While, ‘Vicar In A Tutu’ is a “scanty bit of a thing with a decorative ring”, there’s always been more here than what mortifies the eye. “I am a living sign”, Morrissey wails in keen desperation at the end. And suddenly, this joke isn’t funny anymore.

‘There Is A Light That Never Goes Out’ is a song that never ceases to amaze. Morrissey wanted to leave it off the album but Marr insisted on it’s inclusion, knowing full well what they had. The perfect mix of pathos and humor. An aching loneliness yearning for the fatal punch line of a double decker bus. Musically, lyrically, stylistically—- it’s a masterpiece.

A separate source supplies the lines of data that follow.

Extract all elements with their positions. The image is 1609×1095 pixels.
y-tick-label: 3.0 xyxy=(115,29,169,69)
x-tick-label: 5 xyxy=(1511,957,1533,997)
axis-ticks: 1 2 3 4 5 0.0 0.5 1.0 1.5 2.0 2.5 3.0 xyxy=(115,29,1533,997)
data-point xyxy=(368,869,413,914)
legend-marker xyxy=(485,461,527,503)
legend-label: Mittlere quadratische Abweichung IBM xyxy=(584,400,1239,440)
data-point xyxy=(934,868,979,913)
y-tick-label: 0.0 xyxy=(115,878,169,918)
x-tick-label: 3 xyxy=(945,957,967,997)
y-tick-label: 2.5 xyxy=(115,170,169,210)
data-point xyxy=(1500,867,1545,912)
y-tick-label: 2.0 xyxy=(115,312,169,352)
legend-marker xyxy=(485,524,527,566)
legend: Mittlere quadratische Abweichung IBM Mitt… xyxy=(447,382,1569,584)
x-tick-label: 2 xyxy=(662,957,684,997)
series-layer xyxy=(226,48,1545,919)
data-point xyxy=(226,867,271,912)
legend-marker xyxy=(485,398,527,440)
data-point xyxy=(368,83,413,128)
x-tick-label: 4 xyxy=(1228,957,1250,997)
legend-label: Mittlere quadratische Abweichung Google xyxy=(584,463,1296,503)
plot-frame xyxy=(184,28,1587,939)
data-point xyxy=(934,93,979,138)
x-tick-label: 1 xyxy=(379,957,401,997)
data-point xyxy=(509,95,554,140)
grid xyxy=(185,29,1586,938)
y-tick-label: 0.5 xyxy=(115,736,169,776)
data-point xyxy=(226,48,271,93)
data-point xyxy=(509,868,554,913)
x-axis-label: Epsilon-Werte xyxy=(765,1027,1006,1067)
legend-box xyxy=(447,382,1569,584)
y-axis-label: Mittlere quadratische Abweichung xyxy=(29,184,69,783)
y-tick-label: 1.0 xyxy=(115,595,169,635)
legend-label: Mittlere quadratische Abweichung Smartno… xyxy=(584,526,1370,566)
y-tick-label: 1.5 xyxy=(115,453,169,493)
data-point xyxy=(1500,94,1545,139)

Marr has coyly gone on record saying he preferred the music of ‘Some Girls Are Bigger Than Others’ to the lyrics. And on the surface, one may think it’s a frivolous reply to such a haunting melody. But if you ask me, it’s a mysterious and alluring coda to a masterful album. The kind of thing leaving you wanting more. So naturally, you hit the play button and walk these damp, cold cobblestones once more. In search of something you can’t quite put your finger on.

If The Queen Is Dead is the Smiths’ finest record, I could care less. It’s mine. All mine. And I’m far from the only one who feels that way. Next to Bowie’s Hunky Dory, there’s perhaps no other album I hold such a fierce, personal attachment to. Except maybe Meat Is Murder or Hatful of Hollow. Or their debut. Suffice it to say, the opinion offered here is unapologetically subjective. From 1986-7, The Queen Is Dead was in constant rotation as I fell in love for the first time. And then, all too suddenly got my poor, stupid little adolescent heart, broken into smithereens. This album was the accompaniment, as I tripped through the daisies only to wake up under the grass. There were moments back then when I truly could feel the soil falling over my head. Other times, when I was leaping around like a boy with a thorn in his side. Big Mouth striking again and again. And through it all there was a light that never went out.